Hidden in the undergrowth and trees in a corner of Audley End Park near Saffron Walden is the entrance to a brick building. Only one gabled wall, with a small sealed up doorway is visible of this partially buried structure. Anyone who happens across this would be forgiven to mistake it for a WW2 bomb shelter. But a bomb shelter it is not, this building’s story goes back much further than that.

Built in 1835/36 this is The Ice House and sitting next to the cottage named Ice House Lodge it suddenly becomes only too obvious. Ice House Lodge itself was built in 1828 and the Estate accounts at this time refer to payment for the “building of cottage by the Ice House” so it can be assumed there was an Ice House on this site even earlier in the 19th century.

The Ice House we see today at Audley End is constructed of brick, with walls of 2 – 3 feet thick and although it cannot be seen, a slate roof. Inside it is reported to contain a brick pit, 14 feet in diameter, 12 feet deep and surrounded by a 3 foot wide walkway around its rim. It is in here that ice would have been stored to provide the estate with a year round supply.

Before the invention of refrigeration ice was cut from lakes and rivers in winter and stored for use throughout the year. Purpose built structures were made to house the ice, typically partially underground and with heavily insulated walls.
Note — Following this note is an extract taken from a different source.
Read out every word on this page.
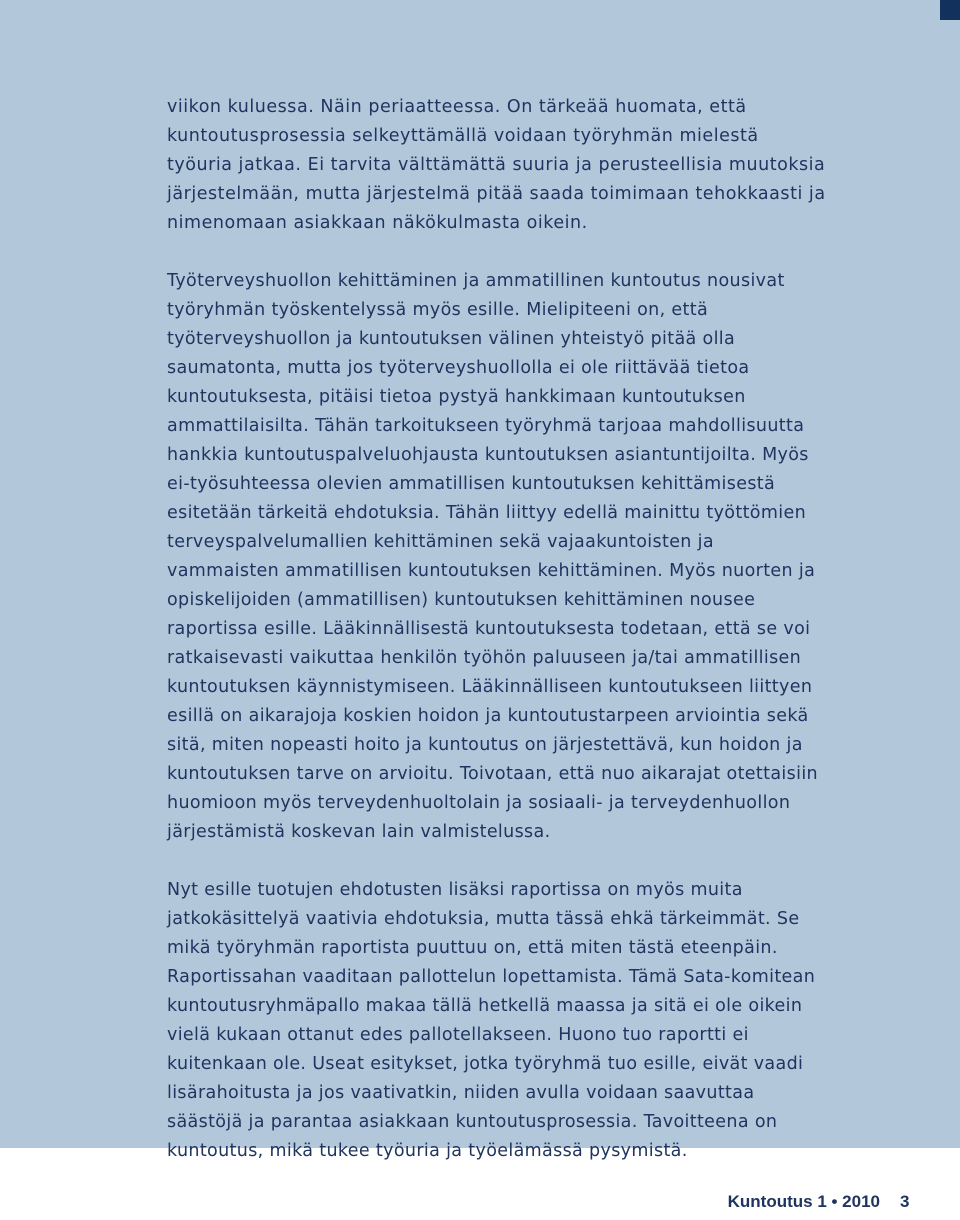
viikon kuluessa. Näin periaatteessa. On tärkeää huomata, että kuntoutusprosessia selkeyttämällä voidaan työryhmän mielestä työuria jatkaa. Ei tarvita välttämättä suuria ja perusteellisia muutoksia järjestelmään, mutta järjestelmä pitää saada toimimaan tehokkaasti ja nimenomaan asiakkaan näkökulmasta oikein.

Työterveyshuollon kehittäminen ja ammatillinen kuntoutus nousivat työryhmän työskentelyssä myös esille. Mielipiteeni on, että työterveyshuollon ja kuntoutuksen välinen yhteistyö pitää olla saumatonta, mutta jos työterveyshuollolla ei ole riittävää tietoa kuntoutuksesta, pitäisi tietoa pystyä hankkimaan kuntoutuksen ammattilaisilta. Tähän tarkoitukseen työryhmä tarjoaa mahdollisuutta hankkia kuntoutuspalveluohjausta kuntoutuksen asiantuntijoilta. Myös ei-työsuhteessa olevien ammatillisen kuntoutuksen kehittämisestä esitetään tärkeitä ehdotuksia. Tähän liittyy edellä mainittu työttömien terveyspalvelumallien kehittäminen sekä vajaakuntoisten ja vammaisten ammatillisen kuntoutuksen kehittäminen. Myös nuorten ja opiskelijoiden (ammatillisen) kuntoutuksen kehittäminen nousee raportissa esille. Lääkinnällisestä kuntoutuksesta todetaan, että se voi ratkaisevasti vaikuttaa henkilön työhön paluuseen ja/tai ammatillisen kuntoutuksen käynnistymiseen. Lääkinnälliseen kuntoutukseen liittyen esillä on aikarajoja koskien hoidon ja kuntoutustarpeen arviointia sekä sitä, miten nopeasti hoito ja kuntoutus on järjestettävä, kun hoidon ja kuntoutuksen tarve on arvioitu. Toivotaan, että nuo aikarajat otettaisiin huomioon myös terveydenhuoltolain ja sosiaali- ja terveydenhuollon järjestämistä koskevan lain valmistelussa.

Nyt esille tuotujen ehdotusten lisäksi raportissa on myös muita jatkokäsittelyä vaativia ehdotuksia, mutta tässä ehkä tärkeimmät. Se mikä työryhmän raportista puuttuu on, että miten tästä eteenpäin. Raportissahan vaaditaan pallottelun lopettamista. Tämä Sata-komitean kuntoutusryhmäpallo makaa tällä hetkellä maassa ja sitä ei ole oikein vielä kukaan ottanut edes pallotellakseen. Huono tuo raportti ei kuitenkaan ole. Useat esitykset, jotka työryhmä tuo esille, eivät vaadi lisärahoitusta ja jos vaativatkin, niiden avulla voidaan saavuttaa säästöjä ja parantaa asiakkaan kuntoutusprosessia. Tavoitteena on kuntoutus, mikä tukee työuria ja työelämässä pysymistä.

Kuntoutus 1 • 2010 3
Ice could remain frozen here for many months and was then chipped into smaller blocks as required by the main house to assist with the safe storage of perishable foods. The good design of an ice house was important not only to take into consideration the storage and ease of access to the ice but also for the drainage of meltwater.

Introduced to Britain as early as the 17th century, although it is quite likely that the Roman’s used similar technology, ice house designs are varied. Mostly built within the grounds of manor houses and country estates some existing examples are quite ornate, beautiful structures, others domed like brick igloos and some with thickly thatched roofs. Typically here in Britain the Ice House was designed to be largely set underground.

Although externally not the most ornate of Ice Houses, the one at Audley End sits quietly hidden in the undergrowth, its sealed up doorway concealing the magnificence of 19th century technology within and who knows what other secrets of times gone by.